The U.S. industrial real estate market set new records across multiple key performance indicators, according to Transwestern’s third-quarter U.S. Industrial Market report.
Over 540 million square feet of net absorption was reported over the last four quarters, making it the first time in history that occupancy has increased by more than 500 million square feet year-over-year.
The third quarter posted net absorption numbers exceeding 158.8 million square feet, the largest quarterly increase since 2008, while asking rents ticked up to $7.11 per square foot (also a new high), according to Transwestern Real Estate Services. More than one-third of the 44 markets Transwestern tracks reported double-digit percentage growth year over year.

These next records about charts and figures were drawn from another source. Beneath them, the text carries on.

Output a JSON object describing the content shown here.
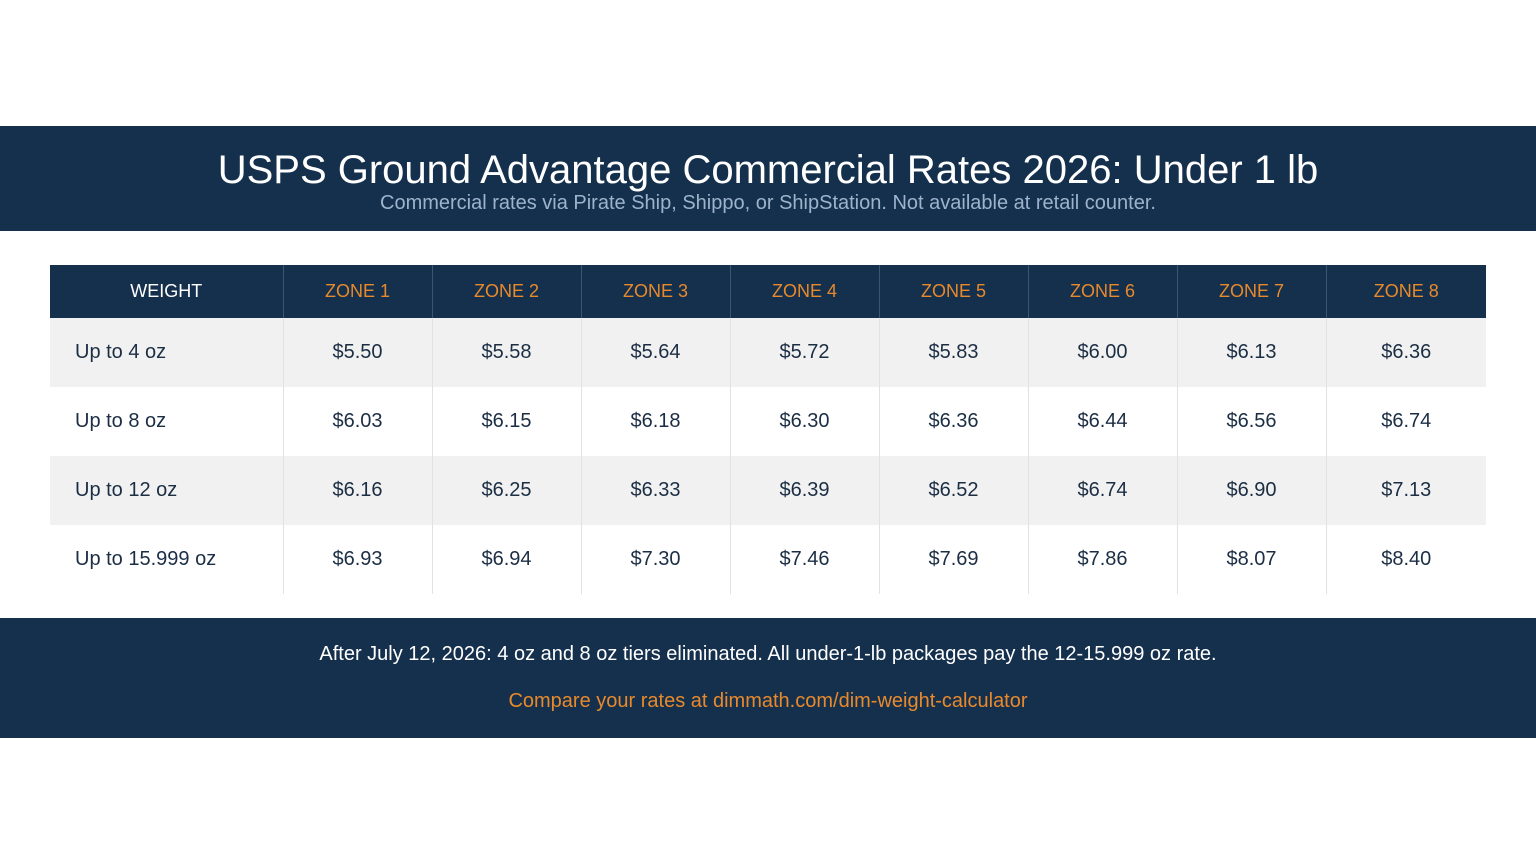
{
  "header": {
    "title": "USPS Ground Advantage Commercial Rates 2026: Under 1 lb",
    "subtitle": "Commercial rates via Pirate Ship, Shippo, or ShipStation. Not available at retail counter."
  },
  "table": {
    "columns": [
      "WEIGHT",
      "ZONE 1",
      "ZONE 2",
      "ZONE 3",
      "ZONE 4",
      "ZONE 5",
      "ZONE 6",
      "ZONE 7",
      "ZONE 8"
    ],
    "rows": [
      [
        "Up to 4 oz",
        "$5.50",
        "$5.58",
        "$5.64",
        "$5.72",
        "$5.83",
        "$6.00",
        "$6.13",
        "$6.36"
      ],
      [
        "Up to 8 oz",
        "$6.03",
        "$6.15",
        "$6.18",
        "$6.30",
        "$6.36",
        "$6.44",
        "$6.56",
        "$6.74"
      ],
      [
        "Up to 12 oz",
        "$6.16",
        "$6.25",
        "$6.33",
        "$6.39",
        "$6.52",
        "$6.74",
        "$6.90",
        "$7.13"
      ],
      [
        "Up to 15.999 oz",
        "$6.93",
        "$6.94",
        "$7.30",
        "$7.46",
        "$7.69",
        "$7.86",
        "$8.07",
        "$8.40"
      ]
    ]
  },
  "footer": {
    "note": "After July 12, 2026: 4 oz and 8 oz tiers eliminated. All under-1-lb packages pay the 12-15.999 oz rate.",
    "cta": "Compare your rates at dimmath.com/dim-weight-calculator"
  },
  "colors": {
    "navy": "#15304d",
    "accent_orange": "#e8892b",
    "row_shade": "#f1f1f1"
  }
}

“We expect continued elevated net absorption, as pre-leased construction projects are delivered to the market,” said Matthew Dolly, research director at Transwestern. “Further, the boost in rents is making redevelopment opportunities more feasible, which will benefit both core and expanding markets such as Savannah (Georgia), Austin (Texas) and Pennsylvania’s Lehigh Valley.”
Currently, there are 636.6 million square feet of industrial space under construction nationally, nearly double the volume five years ago. Approximately 27% of this space is concentrated in six markets: Dallas, Phoenix, Atlanta, the Inland Empire in Southern California, Chicago and Philadelphia. When measured as a percentage of existing stock, the construction pipeline signals future expansion heavily concentrated in the Sun Belt.
Continuing the downward trend of the prior three periods, the national vacancy rate dropped to 4.7% in the third quarter. New Jersey, as well as the Inland Empire, Los Angeles and Orange County — markets situated near the country’s largest ports — posted vacancy below 3%, underscoring the need for creative property strategies for both owners and users of industrial space.
“The fourth quarter will further test the resiliency of the industrial sector, as ongoing supply chain issues will be exasperated during what is anticipated to be a strong holiday spending season, and could slow new and in-progress industrial projects,” Dolly said. “It is likely that e-commerce activity will only intensify over the coming quarters, increasing the attractiveness of properties in regions that have traditionally been considered secondary industrial markets.”
New Jersey ranked in the Top 10 in five of the six market fundamentals in the report:
- 4th-lowest overall vacancy rate: 2.7%, a historical low for New Jersey;
- 6th-highest year-over-year rent growth: 17.2%, shattering the previous level of 15.4% set in Q2 2017;
- 7th-most Q3 net absorption: 6.5 million square feet, setting a record for an individual quarter;
- 7th-most trailing four-quarter net absorption: 16.5 million square feet, most since Q4 2018;
- 7th-most industrial product under construction: 95% of the new product delivered to the New Jersey market through the first three quarters of 2021 is leased.